Fongauffier-sur-Nauze

Fongauffier-sur-Nauze

De Vaurez au Canadier.

VAUREZ

 

La commémoration des 4 et 16 mars, l'an dernier, eut lieu sous une pluie glaciale. Celle de cette année, ce samedi 10 mars, était saluée par un soleil radieux dès le matin.

 

Cliquez sur les photographies.

 

 

Vue partielle des personnes présentes à la cérémonie. En médaillon Rémy et Clara. Photo Bernard Malhache.

 

À Vaurez le dépôt de gerbes a été effectué par deux adolescents monplaisanais Clara Ensminger et Rémy Gorse. Au cours de la cérémonie Jean-Bernard Lalue, maire de Monplaisant, encouragea le projet du mémorial unique pour le Val de Nauze, à Fongauffier, dans un lieu propice au recueillement dans la sécurité. Après l'intervention du maire Georges Fongauffier, un ancien des C.V.R, lui aussi favorable au projet, insista pour que les mémoriaux existants demeurent. Il rappela qu'ils avaient été effectués par des maçons de la Résistance.

Depuis quelques années à cette cérémonie l'Hymne de Riego*, hymne de la République espagnole, république assassinée par les hordes cléricalo-monarchistes et franquistes, et  Il Canto degli Italiani**, en français Frères d'Italie, précèdent Le chant des partisans. Ces musiques sont écoutées, par l'assistance, précédemment à la Marseillaise qui boucle, comme il se doit, la commémoration.

 

 

Camille et Emilien lors de la lecture de "Liberté". Photo Pierre Fabre.

 

Au Canadier,  Francis Vierge, le maire de Veyrines-de-Domme, a accueilli les organisations de la Résistance pour le recueillement au pied du mémorial.

 

 

Cette année deux jeunes écoliers veyrinois, scolarisés en C.M 2 et en C.E 2, à Daglan, ont émerveillé l'assistance en lisant, au pied levé, le bouleversant plaidoyer pacifiste de Paul Éluard, écrit par le poète en 1942, "Liberté". Notons que Paul Éluard a longuement séjourné à Beynac.

 

Merci à la jeune Camille et à Émilien, son cadet, pour cette lecture lyrique. Camille et Émilien Mabru sont les petits-enfants de la famille Labattut qui s'est toujours largement investie dans le devoir de mémoire.

 

Pierre Fabre.

 


* L'hymne du Riego [source Wikipédia], hymne officiel du triennat libéral (1820-1823), de la première république espagnole (1873-1874) et de la seconde république espagnole (1931-1939 voir Guerre d'Espagne), il doit son nom au général Rafael del Riego.

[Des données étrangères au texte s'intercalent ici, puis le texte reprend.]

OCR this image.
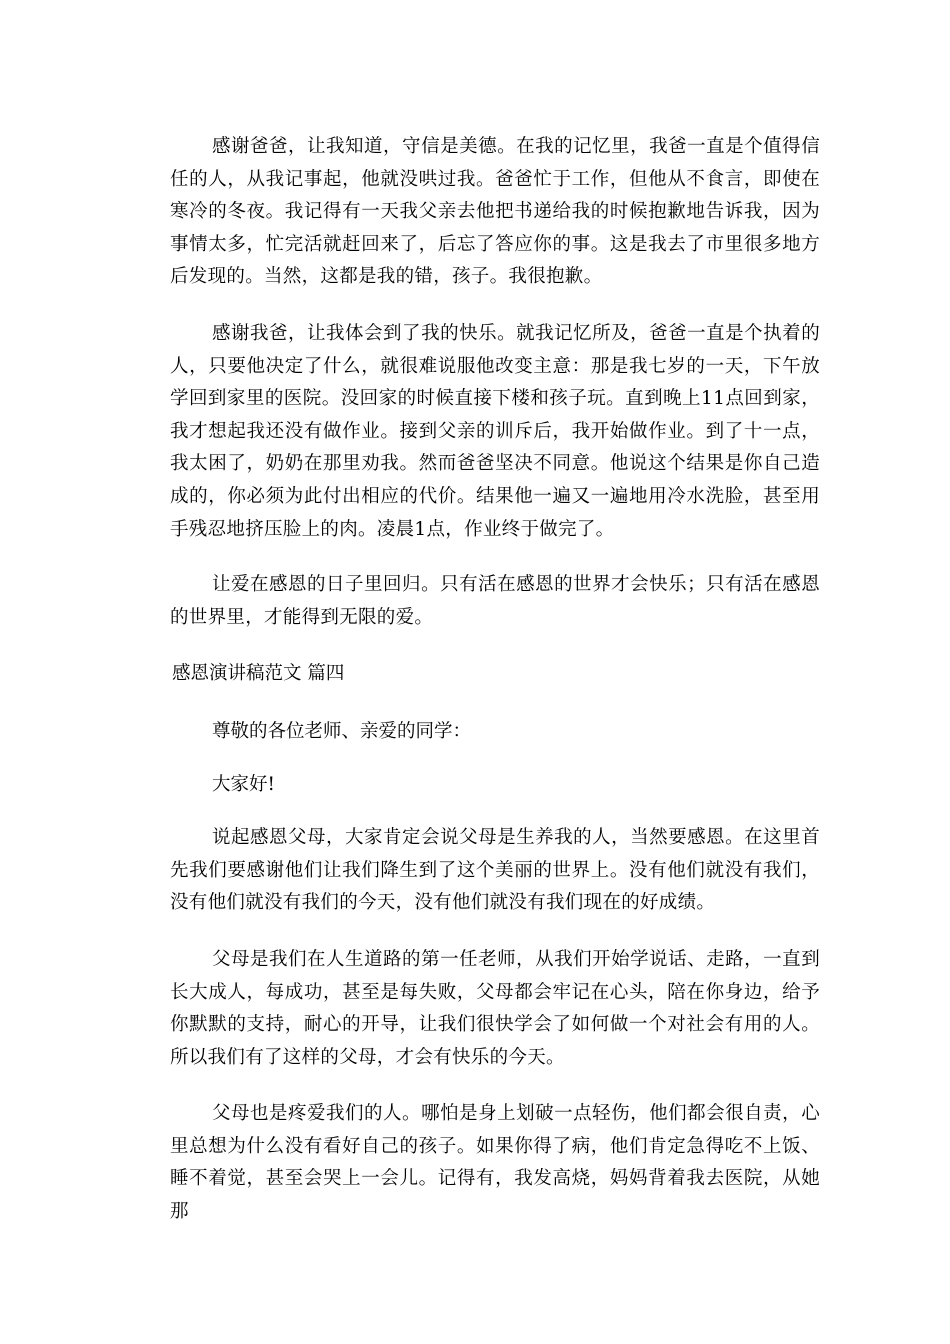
感谢爸爸，让我知道，守信是美德。在我的记忆里，我爸一直是个值得信任的人，从我记事起，他就没哄过我。爸爸忙于工作，但他从不食言，即使在寒冷的冬夜。我记得有一天我父亲去他把书递给我的时候抱歉地告诉我，因为事情太多，忙完活就赶回来了，后忘了答应你的事。这是我去了市里很多地方后发现的。当然，这都是我的错，孩子。我很抱歉。

感谢我爸，让我体会到了我的快乐。就我记忆所及，爸爸一直是个执着的人，只要他决定了什么，就很难说服他改变主意：那是我七岁的一天，下午放学回到家里的医院。没回家的时候直接下楼和孩子玩。直到晚上11点回到家，我才想起我还没有做作业。接到父亲的训斥后，我开始做作业。到了十一点，我太困了，奶奶在那里劝我。然而爸爸坚决不同意。他说这个结果是你自己造成的，你必须为此付出相应的代价。结果他一遍又一遍地用冷水洗脸，甚至用手残忍地挤压脸上的肉。凌晨1点，作业终于做完了。

让爱在感恩的日子里回归。只有活在感恩的世界才会快乐；只有活在感恩的世界里，才能得到无限的爱。

感恩演讲稿范文 篇四

尊敬的各位老师、亲爱的同学：

大家好!

说起感恩父母，大家肯定会说父母是生养我的人，当然要感恩。在这里首先我们要感谢他们让我们降生到了这个美丽的世界上。没有他们就没有我们，没有他们就没有我们的今天，没有他们就没有我们现在的好成绩。

父母是我们在人生道路的第一任老师，从我们开始学说话、走路，一直到长大成人，每成功，甚至是每失败，父母都会牢记在心头，陪在你身边，给予你默默的支持，耐心的开导，让我们很快学会了如何做一个对社会有用的人。所以我们有了这样的父母，才会有快乐的今天。

父母也是疼爱我们的人。哪怕是身上划破一点轻伤，他们都会很自责，心里总想为什么没有看好自己的孩子。如果你得了病，他们肯定急得吃不上饭、睡不着觉，甚至会哭上一会儿。记得有，我发高烧，妈妈背着我去医院，从她那
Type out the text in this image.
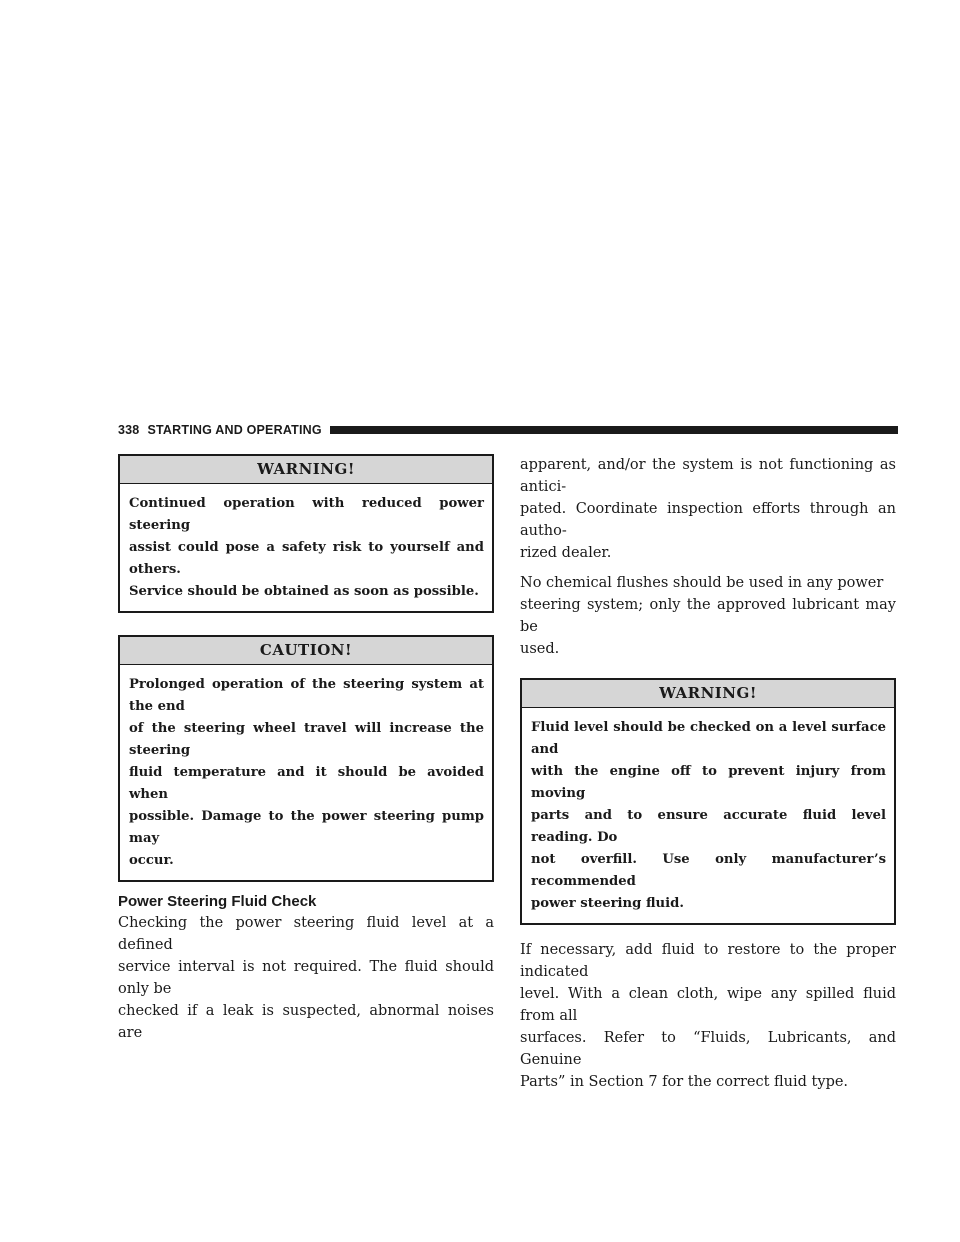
338 STARTING AND OPERATING
WARNING!
Continued operation with reduced power steering
assist could pose a safety risk to yourself and others.
Service should be obtained as soon as possible.
CAUTION!
Prolonged operation of the steering system at the end
of the steering wheel travel will increase the steering
fluid temperature and it should be avoided when
possible. Damage to the power steering pump may
occur.
Power Steering Fluid Check

Checking the power steering fluid level at a defined
service interval is not required. The fluid should only be
checked if a leak is suspected, abnormal noises are

apparent, and/or the system is not functioning as antici-
pated. Coordinate inspection efforts through an autho-
rized dealer.

No chemical flushes should be used in any power
steering system; only the approved lubricant may be
used.

WARNING!
Fluid level should be checked on a level surface and
with the engine off to prevent injury from moving
parts and to ensure accurate fluid level reading. Do
not overfill. Use only manufacturer’s recommended
power steering fluid.

If necessary, add fluid to restore to the proper indicated
level. With a clean cloth, wipe any spilled fluid from all
surfaces. Refer to “Fluids, Lubricants, and Genuine
Parts” in Section 7 for the correct fluid type.
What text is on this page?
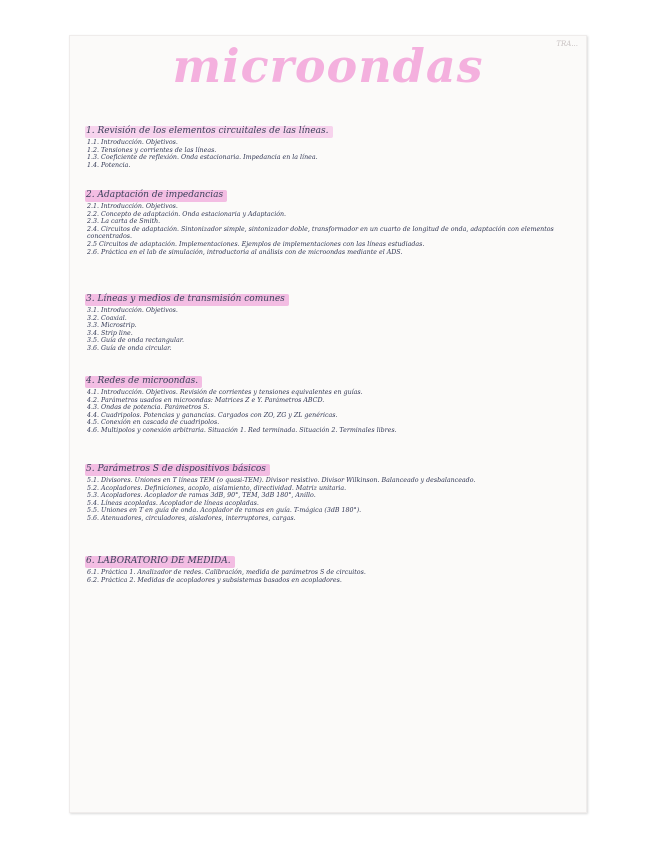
TRA...
microondas
1. Revisión de los elementos circuitales de las líneas.
1.1. Introducción. Objetivos.
1.2. Tensiones y corrientes de las líneas.
1.3. Coeficiente de reflexión. Onda estacionaria. Impedancia en la línea.
1.4. Potencia.
2. Adaptación de impedancias
2.1. Introducción. Objetivos.
2.2. Concepto de adaptación. Onda estacionaria y Adaptación.
2.3. La carta de Smith.
2.4. Circuitos de adaptación. Sintonizador simple, sintonizador doble, transformador en un cuarto de longitud de onda, adaptación con elementos concentrados.
2.5 Circuitos de adaptación. Implementaciones. Ejemplos de implementaciones con las líneas estudiadas.
2.6. Práctica en el lab de simulación, introductoria al análisis con de microondas mediante el ADS.
3. Líneas y medios de transmisión comunes
3.1. Introducción. Objetivos.
3.2. Coaxial.
3.3. Microstrip.
3.4. Strip line.
3.5. Guía de onda rectangular.
3.6. Guía de onda circular.
4. Redes de microondas.
4.1. Introducción. Objetivos. Revisión de corrientes y tensiones equivalentes en guías.
4.2. Parámetros usados en microondas: Matrices Z e Y. Parámetros ABCD.
4.3. Ondas de potencia. Parámetros S.
4.4. Cuadripolos. Potencias y ganancias. Cargados con ZO, ZG y ZL genéricas.
4.5. Conexión en cascada de cuadripolos.
4.6. Multipolos y conexión arbitraria. Situación 1. Red terminada. Situación 2. Terminales libres.
5. Parámetros S de dispositivos básicos
5.1. Divisores. Uniones en T líneas TEM (o quasi-TEM). Divisor resistivo. Divisor Wilkinson. Balanceado y desbalanceado.
5.2. Acopladores. Definiciones, acoplo, aislamiento, directividad. Matriz unitaria.
5.3. Acopladores. Acoplador de ramas 3dB, 90°, TEM, 3dB 180°, Anillo.
5.4. Líneas acopladas. Acoplador de líneas acopladas.
5.5. Uniones en T en guía de onda. Acoplador de ramas en guía. T-mágica (3dB 180°).
5.6. Atenuadores, circuladores, aisladores, interruptores, cargas.
6. LABORATORIO DE MEDIDA.
6.1. Práctica 1. Analizador de redes. Calibración, medida de parámetros S de circuitos.
6.2. Práctica 2. Medidas de acopladores y subsistemas basados en acopladores.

Il en existe des versions différentes.

L'hymne du Riego, attribué au musicien de Valence José Melchor Gomis ou le catalan Francesco Bañeras a été faite en l'honneur de Rafael del Riego général espagnol a été un symbole des libéraux de Espagne lors du XIXème siècle et au début du XXème siècle, qui se sont rebellés contre l'absolutisme de Ferdinand VII dans la ville de Las Cabezas de San Juan, province de Séville (1er janvier, 1820) pour établir un nouveau régime constitutionnel Constitution de 1812, écrit huit ans plus tôt par les Cortes de Cadix.

 

 

** Il Canto degli Italiani  [toujours source Wikipédia], (ou Il Canto degl'Italiani) (en français : « Le Chant des Italiens ») est l'hymne national de l'Italie. Composé par Michele Novaro ce hymne est connu en Italie sous le nom d'Inno di Mameli (« Hymne de Mameli »), il est nommé ailleurs par son incipit Fratelli d'Italia (« Frères d'Italie »).

Cet hymne est né à Gênes en automne 1847. Son auteur, Goffredo Mameli, est un jeune étudiant patriote de 20 ans. Le texte fut mis en musique peu après à Turin par un autre Génois, Michele Novaro. Le Chant des Italiens est né dans le climat de ferveur patriotique qui précédait la guerre contre l’Autriche. Il faut, bien sûr, se rappeler que l'Italie doit son assemblage récent à Cavour.